BoC is offering Rs. 123 per share but minority shareholders say that with low rental rates the PDL share is undervalued and that they are getting a raw deal.

The PDL EGM followed PDL’s stock market filing on February 9 which reported a decision made by the PDL director board to de-list the shares of the company subject to shareholder and regulatory approval. This announcement also offered the BoC to acquire the balance shares of the minority shareholders who may wish to divest at a price of Rs.123 per share.

The Securities and Exchange Commission (SEC) last year tightened the noose on listed companies not adhering to norms with regard to minimum public shareholding.

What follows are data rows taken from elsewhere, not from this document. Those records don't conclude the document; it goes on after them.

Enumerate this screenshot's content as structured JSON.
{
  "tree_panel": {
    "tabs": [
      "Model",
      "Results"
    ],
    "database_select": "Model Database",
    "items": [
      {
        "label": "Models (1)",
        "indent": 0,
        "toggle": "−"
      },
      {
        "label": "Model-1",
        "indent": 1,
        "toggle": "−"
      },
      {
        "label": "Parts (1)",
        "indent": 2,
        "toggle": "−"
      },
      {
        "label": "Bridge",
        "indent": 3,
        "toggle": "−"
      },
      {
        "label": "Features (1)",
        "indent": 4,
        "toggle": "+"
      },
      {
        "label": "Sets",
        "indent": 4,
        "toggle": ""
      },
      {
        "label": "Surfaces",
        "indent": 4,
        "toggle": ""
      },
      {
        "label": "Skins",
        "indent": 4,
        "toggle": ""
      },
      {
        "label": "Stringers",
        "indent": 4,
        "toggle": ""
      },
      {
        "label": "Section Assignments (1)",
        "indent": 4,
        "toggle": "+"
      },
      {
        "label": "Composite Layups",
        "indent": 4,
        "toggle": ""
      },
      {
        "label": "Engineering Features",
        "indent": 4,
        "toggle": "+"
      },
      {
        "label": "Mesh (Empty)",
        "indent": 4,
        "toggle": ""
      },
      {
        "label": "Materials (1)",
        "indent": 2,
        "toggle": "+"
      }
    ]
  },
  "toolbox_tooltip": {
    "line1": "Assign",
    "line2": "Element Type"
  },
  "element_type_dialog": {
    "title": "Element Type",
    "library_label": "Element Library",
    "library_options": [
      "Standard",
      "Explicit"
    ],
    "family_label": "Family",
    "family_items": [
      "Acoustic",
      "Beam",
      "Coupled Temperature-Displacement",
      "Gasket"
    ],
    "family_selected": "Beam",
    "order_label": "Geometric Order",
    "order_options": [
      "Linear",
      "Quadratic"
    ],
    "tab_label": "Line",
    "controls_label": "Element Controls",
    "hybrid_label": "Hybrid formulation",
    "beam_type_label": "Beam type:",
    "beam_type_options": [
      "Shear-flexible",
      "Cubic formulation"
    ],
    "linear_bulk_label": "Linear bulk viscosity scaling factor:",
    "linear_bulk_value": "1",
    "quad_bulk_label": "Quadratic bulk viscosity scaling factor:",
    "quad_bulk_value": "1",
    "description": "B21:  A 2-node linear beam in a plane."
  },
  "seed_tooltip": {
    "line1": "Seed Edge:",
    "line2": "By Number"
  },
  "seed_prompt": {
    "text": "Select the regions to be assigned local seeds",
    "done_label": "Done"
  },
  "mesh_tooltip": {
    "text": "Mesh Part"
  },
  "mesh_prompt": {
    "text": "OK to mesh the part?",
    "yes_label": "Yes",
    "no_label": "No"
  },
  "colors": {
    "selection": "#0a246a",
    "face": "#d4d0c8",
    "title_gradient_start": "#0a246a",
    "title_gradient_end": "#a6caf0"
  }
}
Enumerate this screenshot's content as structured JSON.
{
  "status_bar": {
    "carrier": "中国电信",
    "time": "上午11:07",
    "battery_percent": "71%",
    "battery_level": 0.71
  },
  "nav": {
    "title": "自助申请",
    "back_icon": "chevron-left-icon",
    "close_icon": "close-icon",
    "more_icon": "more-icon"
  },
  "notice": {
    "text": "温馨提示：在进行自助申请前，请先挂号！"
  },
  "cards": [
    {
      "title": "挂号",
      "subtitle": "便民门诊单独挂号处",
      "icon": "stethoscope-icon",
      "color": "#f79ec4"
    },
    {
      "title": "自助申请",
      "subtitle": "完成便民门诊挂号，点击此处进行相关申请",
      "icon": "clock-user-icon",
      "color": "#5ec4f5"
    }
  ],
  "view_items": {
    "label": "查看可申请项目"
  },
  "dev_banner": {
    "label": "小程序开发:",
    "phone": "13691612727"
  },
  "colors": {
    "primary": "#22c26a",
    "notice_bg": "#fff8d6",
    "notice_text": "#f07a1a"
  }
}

Companies found non-compliant with the minimum public holding requirement as of July 1, 2017 were transferred to CSE’s Watch List on July 1, as directed by the SEC.

As at this January, 59 listed companies were non-compliant with the minimum public float rule of the CSE. Of this between 30 to 40 firms are likely to exit the exchange through this mechanism which is meant to weed out bad eggs, officials say.